Until Key & Peele came along, most televised sketch comedy skewed pretty white, but in 2019, showrunner Robin Thede followed in Key & Peele's footsteps with HBO's A Black Lady Sketch Show, further diversifying the genre. With a main cast that includes Ashley Nicole Black, Gabrielle Dennis, Quinta Brunson, and Thede herself, the series tackles the Black female experience through a comedic lens, bringing in high-profile guest stars like Loretta Devine, Gina Torres, Laverne Cox, Issa Rae, Lena Waithe, Patti LaBelle, and even megastar Angela Bassett during its first season.

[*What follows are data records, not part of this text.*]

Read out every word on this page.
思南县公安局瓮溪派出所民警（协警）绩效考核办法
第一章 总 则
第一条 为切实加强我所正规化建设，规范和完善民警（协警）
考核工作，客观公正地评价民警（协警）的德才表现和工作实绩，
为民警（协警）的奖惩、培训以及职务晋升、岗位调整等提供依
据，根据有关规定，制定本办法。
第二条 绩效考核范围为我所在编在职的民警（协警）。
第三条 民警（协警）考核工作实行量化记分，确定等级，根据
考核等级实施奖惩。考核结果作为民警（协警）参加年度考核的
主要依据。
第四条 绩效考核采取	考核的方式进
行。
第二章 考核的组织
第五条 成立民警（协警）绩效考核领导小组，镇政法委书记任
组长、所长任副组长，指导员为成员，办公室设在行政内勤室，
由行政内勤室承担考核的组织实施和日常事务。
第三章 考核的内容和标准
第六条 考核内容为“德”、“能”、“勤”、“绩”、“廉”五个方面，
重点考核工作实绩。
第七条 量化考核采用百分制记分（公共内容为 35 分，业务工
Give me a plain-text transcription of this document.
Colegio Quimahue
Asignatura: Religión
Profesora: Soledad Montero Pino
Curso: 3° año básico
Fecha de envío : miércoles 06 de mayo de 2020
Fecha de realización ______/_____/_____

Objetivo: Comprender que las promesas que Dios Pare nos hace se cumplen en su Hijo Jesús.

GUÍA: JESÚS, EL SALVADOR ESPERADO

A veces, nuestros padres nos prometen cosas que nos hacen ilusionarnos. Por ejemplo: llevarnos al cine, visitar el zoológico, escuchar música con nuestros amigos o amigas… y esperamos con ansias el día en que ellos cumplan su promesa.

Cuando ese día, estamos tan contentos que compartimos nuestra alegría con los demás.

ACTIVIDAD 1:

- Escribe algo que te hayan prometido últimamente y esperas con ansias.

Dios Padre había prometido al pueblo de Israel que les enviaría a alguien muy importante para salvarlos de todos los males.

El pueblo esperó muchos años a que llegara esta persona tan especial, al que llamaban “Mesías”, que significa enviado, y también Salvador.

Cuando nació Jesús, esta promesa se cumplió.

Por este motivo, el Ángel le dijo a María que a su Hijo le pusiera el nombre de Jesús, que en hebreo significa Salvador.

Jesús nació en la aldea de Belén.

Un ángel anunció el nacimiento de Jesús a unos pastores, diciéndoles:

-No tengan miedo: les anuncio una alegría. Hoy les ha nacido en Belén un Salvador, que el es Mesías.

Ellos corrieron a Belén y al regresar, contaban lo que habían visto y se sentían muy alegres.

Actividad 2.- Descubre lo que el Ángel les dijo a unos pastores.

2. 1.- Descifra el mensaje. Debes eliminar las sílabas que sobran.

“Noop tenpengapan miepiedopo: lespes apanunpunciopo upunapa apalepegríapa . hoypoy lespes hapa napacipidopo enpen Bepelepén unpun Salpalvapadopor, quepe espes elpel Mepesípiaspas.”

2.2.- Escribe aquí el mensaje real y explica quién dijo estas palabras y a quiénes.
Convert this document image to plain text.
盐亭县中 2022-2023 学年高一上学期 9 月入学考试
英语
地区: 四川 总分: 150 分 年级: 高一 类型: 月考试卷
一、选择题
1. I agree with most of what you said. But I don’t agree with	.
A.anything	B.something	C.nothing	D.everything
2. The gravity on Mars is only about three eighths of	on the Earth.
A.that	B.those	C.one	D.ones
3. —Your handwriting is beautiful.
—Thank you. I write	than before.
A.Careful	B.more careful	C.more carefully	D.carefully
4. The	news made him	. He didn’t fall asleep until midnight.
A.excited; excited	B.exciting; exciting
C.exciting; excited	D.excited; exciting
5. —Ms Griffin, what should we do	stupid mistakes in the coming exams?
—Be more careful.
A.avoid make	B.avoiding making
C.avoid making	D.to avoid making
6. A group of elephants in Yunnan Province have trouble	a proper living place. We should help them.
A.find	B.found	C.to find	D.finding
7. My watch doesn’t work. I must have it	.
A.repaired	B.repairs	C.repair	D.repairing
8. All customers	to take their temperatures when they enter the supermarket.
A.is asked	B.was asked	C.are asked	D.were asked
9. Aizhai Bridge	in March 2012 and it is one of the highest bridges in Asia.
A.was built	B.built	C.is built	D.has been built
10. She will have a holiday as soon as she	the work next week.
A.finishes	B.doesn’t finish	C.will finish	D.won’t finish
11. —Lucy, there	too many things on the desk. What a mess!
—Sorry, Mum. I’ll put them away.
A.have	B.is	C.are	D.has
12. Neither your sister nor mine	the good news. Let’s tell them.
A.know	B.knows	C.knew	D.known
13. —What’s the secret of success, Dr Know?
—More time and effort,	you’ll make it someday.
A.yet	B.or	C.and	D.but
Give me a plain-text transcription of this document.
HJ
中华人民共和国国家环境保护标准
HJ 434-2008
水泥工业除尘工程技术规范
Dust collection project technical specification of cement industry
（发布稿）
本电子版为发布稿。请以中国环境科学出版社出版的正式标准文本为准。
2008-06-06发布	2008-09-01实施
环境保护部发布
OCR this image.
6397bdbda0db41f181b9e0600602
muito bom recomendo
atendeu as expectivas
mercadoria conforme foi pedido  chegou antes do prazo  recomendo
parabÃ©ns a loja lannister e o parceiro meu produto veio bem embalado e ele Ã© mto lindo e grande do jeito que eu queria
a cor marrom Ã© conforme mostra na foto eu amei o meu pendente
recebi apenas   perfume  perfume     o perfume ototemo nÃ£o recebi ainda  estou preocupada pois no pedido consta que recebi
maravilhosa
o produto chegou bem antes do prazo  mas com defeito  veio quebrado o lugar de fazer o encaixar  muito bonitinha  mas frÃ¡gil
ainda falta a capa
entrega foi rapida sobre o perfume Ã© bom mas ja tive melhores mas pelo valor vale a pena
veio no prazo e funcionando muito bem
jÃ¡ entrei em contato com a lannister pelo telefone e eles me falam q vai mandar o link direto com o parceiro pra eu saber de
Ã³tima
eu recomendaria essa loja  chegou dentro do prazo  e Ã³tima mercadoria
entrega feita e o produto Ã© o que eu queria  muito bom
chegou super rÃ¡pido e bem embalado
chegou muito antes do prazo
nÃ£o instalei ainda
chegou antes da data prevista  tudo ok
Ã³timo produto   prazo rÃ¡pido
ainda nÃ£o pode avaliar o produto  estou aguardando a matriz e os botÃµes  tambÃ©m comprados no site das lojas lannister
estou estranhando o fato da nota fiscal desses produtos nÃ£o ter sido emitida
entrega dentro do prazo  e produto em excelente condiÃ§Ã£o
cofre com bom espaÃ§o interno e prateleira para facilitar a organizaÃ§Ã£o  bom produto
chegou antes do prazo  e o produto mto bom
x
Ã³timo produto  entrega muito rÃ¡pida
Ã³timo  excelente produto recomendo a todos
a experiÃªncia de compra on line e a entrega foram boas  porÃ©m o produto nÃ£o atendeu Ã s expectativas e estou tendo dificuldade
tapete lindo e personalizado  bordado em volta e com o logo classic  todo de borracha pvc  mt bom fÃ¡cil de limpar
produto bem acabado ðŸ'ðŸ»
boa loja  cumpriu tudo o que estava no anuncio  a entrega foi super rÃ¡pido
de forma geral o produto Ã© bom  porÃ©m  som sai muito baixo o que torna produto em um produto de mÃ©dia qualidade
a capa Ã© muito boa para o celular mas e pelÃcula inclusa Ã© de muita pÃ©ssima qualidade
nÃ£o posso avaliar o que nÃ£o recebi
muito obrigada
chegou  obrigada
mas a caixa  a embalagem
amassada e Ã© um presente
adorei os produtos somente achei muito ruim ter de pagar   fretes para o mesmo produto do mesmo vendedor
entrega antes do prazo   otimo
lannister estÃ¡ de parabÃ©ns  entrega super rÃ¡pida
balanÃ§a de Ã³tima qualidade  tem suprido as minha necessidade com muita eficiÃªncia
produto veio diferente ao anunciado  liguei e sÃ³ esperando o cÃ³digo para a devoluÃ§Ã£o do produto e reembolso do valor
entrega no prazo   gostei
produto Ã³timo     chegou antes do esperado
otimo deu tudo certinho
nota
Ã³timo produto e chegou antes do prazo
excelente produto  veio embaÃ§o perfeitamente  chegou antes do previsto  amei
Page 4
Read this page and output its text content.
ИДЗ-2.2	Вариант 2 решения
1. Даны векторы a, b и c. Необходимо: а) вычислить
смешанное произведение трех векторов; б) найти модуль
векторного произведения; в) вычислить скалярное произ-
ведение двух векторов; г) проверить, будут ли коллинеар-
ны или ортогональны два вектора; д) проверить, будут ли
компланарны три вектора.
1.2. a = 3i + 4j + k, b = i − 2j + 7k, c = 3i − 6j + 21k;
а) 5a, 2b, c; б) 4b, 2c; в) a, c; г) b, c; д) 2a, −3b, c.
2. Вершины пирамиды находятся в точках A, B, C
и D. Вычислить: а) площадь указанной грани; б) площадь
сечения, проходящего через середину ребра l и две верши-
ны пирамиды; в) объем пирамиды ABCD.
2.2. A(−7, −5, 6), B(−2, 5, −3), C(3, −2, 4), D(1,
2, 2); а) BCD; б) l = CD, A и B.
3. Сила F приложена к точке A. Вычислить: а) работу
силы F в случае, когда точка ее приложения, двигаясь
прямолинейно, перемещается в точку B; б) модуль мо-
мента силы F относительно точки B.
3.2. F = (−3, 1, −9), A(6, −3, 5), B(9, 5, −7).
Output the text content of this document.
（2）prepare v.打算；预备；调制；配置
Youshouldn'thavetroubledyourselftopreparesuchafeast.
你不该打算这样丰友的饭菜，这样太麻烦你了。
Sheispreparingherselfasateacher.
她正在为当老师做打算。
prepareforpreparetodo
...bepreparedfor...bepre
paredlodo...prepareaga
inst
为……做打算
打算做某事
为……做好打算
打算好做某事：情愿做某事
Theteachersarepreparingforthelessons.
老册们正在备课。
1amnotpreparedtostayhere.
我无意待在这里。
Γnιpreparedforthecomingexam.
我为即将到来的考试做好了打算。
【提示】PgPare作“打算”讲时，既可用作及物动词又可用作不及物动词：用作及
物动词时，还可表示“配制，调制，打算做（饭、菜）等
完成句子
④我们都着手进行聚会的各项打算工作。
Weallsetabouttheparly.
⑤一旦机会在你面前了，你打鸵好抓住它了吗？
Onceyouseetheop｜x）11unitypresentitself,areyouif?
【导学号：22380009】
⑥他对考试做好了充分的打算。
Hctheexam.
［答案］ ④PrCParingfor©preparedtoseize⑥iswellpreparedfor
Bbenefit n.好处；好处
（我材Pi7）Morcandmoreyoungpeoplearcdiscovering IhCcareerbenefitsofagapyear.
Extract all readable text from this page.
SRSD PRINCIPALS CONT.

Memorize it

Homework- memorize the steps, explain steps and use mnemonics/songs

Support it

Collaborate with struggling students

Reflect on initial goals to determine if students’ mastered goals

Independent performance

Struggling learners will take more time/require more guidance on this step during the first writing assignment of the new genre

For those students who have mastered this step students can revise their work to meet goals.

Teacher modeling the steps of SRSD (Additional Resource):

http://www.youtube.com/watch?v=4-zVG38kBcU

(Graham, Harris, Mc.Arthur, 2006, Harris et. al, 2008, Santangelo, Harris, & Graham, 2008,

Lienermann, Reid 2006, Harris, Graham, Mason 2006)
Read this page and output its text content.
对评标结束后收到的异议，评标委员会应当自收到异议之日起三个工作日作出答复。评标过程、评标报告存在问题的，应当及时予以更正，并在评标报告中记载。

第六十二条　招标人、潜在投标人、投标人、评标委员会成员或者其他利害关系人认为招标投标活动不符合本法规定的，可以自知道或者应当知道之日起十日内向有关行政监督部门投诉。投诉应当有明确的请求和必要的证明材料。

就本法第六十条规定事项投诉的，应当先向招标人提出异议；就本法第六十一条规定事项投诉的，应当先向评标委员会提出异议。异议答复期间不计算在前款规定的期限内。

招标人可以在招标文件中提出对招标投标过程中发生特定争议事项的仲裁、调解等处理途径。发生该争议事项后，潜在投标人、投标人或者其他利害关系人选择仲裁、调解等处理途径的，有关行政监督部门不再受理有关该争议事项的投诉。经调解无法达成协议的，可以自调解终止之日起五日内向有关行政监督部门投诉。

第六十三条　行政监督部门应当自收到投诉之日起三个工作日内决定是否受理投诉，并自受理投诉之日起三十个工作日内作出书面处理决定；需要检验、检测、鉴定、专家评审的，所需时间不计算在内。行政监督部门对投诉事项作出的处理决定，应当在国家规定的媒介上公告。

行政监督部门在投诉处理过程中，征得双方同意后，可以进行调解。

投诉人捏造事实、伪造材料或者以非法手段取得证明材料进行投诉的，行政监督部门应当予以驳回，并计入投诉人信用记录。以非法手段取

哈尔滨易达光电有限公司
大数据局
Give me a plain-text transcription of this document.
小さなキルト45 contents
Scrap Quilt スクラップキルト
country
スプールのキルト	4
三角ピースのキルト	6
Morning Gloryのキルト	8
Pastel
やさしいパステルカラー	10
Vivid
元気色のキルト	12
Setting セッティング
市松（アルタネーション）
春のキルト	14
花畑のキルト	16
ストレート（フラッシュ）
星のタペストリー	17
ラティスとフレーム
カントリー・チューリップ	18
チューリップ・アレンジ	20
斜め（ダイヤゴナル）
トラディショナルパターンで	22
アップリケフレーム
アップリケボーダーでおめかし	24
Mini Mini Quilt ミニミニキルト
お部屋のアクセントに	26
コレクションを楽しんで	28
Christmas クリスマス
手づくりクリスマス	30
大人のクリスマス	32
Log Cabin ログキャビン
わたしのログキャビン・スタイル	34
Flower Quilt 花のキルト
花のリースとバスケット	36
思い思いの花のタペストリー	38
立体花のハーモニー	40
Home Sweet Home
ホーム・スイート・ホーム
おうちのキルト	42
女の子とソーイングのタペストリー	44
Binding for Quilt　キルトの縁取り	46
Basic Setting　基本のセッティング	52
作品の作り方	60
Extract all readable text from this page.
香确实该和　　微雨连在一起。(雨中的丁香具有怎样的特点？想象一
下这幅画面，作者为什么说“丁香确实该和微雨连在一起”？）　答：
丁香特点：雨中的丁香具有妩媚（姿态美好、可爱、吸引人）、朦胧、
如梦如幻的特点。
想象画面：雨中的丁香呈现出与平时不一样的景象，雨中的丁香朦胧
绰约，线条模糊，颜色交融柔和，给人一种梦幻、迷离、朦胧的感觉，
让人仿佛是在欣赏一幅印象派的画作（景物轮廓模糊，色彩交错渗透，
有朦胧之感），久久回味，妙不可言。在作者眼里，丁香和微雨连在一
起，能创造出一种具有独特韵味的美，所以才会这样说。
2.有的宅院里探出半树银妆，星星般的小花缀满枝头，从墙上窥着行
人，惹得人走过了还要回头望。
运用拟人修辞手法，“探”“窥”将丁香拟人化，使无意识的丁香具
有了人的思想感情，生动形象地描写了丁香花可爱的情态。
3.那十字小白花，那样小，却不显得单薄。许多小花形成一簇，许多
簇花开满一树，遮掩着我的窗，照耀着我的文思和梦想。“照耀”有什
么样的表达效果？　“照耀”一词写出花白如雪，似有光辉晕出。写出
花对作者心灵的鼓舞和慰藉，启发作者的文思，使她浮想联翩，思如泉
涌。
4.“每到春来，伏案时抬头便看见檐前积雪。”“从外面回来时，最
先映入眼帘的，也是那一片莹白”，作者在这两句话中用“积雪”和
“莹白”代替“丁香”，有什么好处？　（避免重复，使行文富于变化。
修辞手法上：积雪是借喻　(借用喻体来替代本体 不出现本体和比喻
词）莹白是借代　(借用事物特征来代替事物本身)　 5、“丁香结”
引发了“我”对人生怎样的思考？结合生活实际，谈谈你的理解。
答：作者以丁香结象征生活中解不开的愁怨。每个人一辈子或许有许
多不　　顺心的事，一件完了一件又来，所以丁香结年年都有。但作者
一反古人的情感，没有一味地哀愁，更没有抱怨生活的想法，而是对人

With sketches about everything from camping trips to church potlucks gone awry and a fresh new take on the story of Romeo and Juliet, A Black Lady Sketch Show centers its comedy on the experiences and takes of its stars and writers. By using their perspectives to make the series super-relatable, Thede and her team ensure that the show is absolutely universal, accessible, and most importantly, hilarious for audiences of any background.

Random Acts of Flyness

Created and led by showrunner Terence Nance, HBO's 2018 series Random Acts of Flyness blends animation, social commentary, musical performances, documentary-style vignettes and more to create a comprehensive, thought-provoking rollercoaster of a show that's unlike anything else currently on television. Nance appears throughout each episode of the show he crafted for the premium cable network — and is also listed as a writer and director on every episode — and acts out skits where he's stopped by police, goes to therapy, and more in an attempt to represent an enormous range of Black experiences.

Aided by high-profile guest stars like Jon Hamm, Whoopi Goldberg, and Lakeith Stanfield, not to mention Nance's inventive approach to every single issue he approaches, Random Acts of Flyness has already established itself as one of the most innovative shows on television, providing a perspective that encompasses different aspects of being Black in the United States — and as a reward for those efforts, the series won a Peabody Award in 2018. If you can handle the trippy, even erratic style of Random Acts of Flyness, you'll definitely be rewarded.

Dear White People

Based on the 2014 film of the same name, which he also wrote and directed, Justin Simien's Netflix original series Dear White People picks up where the film left off, focusing on a group of enterprising young Black college students trying to dismantle systemic racism from within the fictional Winchester University (an Ivy League institution within the series' universe). Led by Logan Browning as Samantha White, a student trying to open the Winchester community's eyes to the racism that runs rampant throughout its halls, the show features an extraordinarily talented young cast, including John Patrick Amedori as Samantha's boyfriend Gabe, Antoinette Robertson as Samantha's nemesis Coco, and Brandon P. Bell as Troy and Marque Richardson as Reggie, reprising their roles from the film.

Bringing such a complex story to the small screen after making his original film perfectly suited Simien's storytelling style, and with thoughtful, intimate stories, social commentary, and sharp humor, Dear White People — which was renewed in 2019 for a fourth and final season — is a must-watch for anyone who wants to educate themselves about the Black experience.